Note that the radius of the impedance circle for the modified impedance relay is half of the corresponding radius for the impedance relay with directional restraint. The modified impedance relay has the advantage of better selectivity for high power factor loads. For example, the high power factor load ZL lies outside the trip region of Figure 10.29(b) but inside the trip region of Figure 10.29(a).

The reach of an impedance relay denotes how far down the line the relay detects faults. For example, an 80% reach means that the relay will detect any (solid three-phase) fault between the relay and 80% of the line length. This explains the term distance relay.

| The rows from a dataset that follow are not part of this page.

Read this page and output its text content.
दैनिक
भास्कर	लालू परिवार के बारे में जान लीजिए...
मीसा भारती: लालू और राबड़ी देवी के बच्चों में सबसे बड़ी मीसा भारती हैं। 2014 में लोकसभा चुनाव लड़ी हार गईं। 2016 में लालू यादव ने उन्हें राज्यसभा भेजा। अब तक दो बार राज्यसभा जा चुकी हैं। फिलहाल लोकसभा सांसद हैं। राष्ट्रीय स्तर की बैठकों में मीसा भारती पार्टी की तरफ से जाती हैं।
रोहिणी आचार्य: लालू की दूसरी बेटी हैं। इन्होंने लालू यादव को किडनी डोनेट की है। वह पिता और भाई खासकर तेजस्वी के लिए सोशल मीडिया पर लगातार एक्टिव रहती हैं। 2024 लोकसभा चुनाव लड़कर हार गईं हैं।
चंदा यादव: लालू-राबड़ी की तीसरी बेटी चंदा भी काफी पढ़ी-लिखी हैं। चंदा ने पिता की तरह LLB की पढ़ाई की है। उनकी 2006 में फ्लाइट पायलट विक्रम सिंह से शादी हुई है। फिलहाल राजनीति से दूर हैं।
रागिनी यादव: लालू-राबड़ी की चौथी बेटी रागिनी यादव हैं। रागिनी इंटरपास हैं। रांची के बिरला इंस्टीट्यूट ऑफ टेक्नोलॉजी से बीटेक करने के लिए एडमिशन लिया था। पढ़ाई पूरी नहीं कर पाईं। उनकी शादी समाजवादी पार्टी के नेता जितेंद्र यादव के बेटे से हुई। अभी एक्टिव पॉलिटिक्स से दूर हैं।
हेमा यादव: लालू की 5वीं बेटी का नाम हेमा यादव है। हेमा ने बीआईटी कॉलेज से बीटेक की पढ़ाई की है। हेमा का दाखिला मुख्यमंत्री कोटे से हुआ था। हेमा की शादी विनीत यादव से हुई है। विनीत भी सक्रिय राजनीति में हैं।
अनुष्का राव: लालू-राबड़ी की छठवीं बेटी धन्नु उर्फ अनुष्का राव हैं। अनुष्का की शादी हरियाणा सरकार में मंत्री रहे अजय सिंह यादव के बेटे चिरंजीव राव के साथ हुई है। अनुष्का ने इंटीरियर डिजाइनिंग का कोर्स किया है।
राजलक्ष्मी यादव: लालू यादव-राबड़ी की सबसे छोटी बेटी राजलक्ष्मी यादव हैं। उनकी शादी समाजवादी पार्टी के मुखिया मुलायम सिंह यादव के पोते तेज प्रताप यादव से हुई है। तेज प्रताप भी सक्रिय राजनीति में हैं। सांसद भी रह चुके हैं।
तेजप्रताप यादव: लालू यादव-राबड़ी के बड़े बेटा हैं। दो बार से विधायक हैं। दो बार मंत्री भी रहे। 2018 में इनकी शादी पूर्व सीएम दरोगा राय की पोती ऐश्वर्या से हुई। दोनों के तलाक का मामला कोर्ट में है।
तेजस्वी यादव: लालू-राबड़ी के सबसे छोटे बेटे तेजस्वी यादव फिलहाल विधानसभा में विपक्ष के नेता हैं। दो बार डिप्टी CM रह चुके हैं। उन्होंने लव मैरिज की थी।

It is common practice to use three directional impedance relays per phase, with increasing reaches and longer time delays. For example, Figure 10.27 shows three protection zones for B12. The zone 1 relay is typically set for an 80% reach and instantaneous operation, in order to provide primary protection for line 1–2. The zone 2 relay is set for about 120% reach, extending beyond bus 2, with a typical time delay of 0.2 to 0.3 seconds.

The zone 2 relay provides backup protection for faults on line 1–2 as well as remote backup for faults on line 2–3 or 2–4 in zone 2. Note that in the case of a fault on line 2–3 we want the B23 relay to trip, not the B12 relay. Since the impedance seen by B12 for faults near bus 2, either on line 1–2 or line 2–3, is essentially the same, we cannot set the B12 zone 1 relay for 100% reach. Instead, an 80% reach is selected to avoid instantaneous operation of B12 for a fault on line 2–3 near bus 2.

For example, if there is a fault at P2 on line 2–3, B23 should trip instantaneously; if it fails, B12 will trip after time delay. Other faults at or near bus 2 also cause tripping of the B12 zone 2 relay after time delay. Reach for the zone 3 B12 relay is typically set to extend beyond buses 3 and 4 in Figure 10.27, in order to provide remote backup for neighboring lines. As such, the zone 3 reach is set for 100% of line 1–2 plus 120% of either line 2–3 or 2–4, whichever is longer, with an even larger time delay, typically one second.

Typical block and trip regions are shown in Figure 10 Typical block and trip regions are shown in Figure 10.30 for both types of three-zone, directional impedance relays. Relay connections for a three-zone impedance relay with directional restraint are shown in Figure 10.31.

Remote backup protection of adjacent lines using zone 3 of an impedance relay may be ineffective. In practice, buses have multiple lines of different lengths with sources at their remote ends. Contributions to fault currents from the multiple lines may cause the zone 3 relay to underreach.

The impedance relays considered so far use line-to-neutral voltages and line currents and are called ground fault relays. They respond to three-phase, single line-to-ground, and double line-to-ground faults very effectively. The impedance seen by the relay during unbalanced faults will generally not be the same as seen during three-phase faults and will not be truly proportional to the distance to the fault location. However, the relay can be accurately set for any fault location after computing impedance to the fault using fault currents and voltages.

For other fault locations farther away (or closer), the impedance to the fault will increase (or decrease). Ground fault relays are relatively insensitive to line-to-line faults. Impedance relays that use line-to-line voltages Vab, Vbc, Vca and line-current differences IaIb, IbIc, IcIa are called phase relays. Phase relays respond effectively to line-to-line faults and double line-to-ground faults but are relatively insensitive to single line-to-ground faults. Therefore, both phase and ground fault relays need to be used.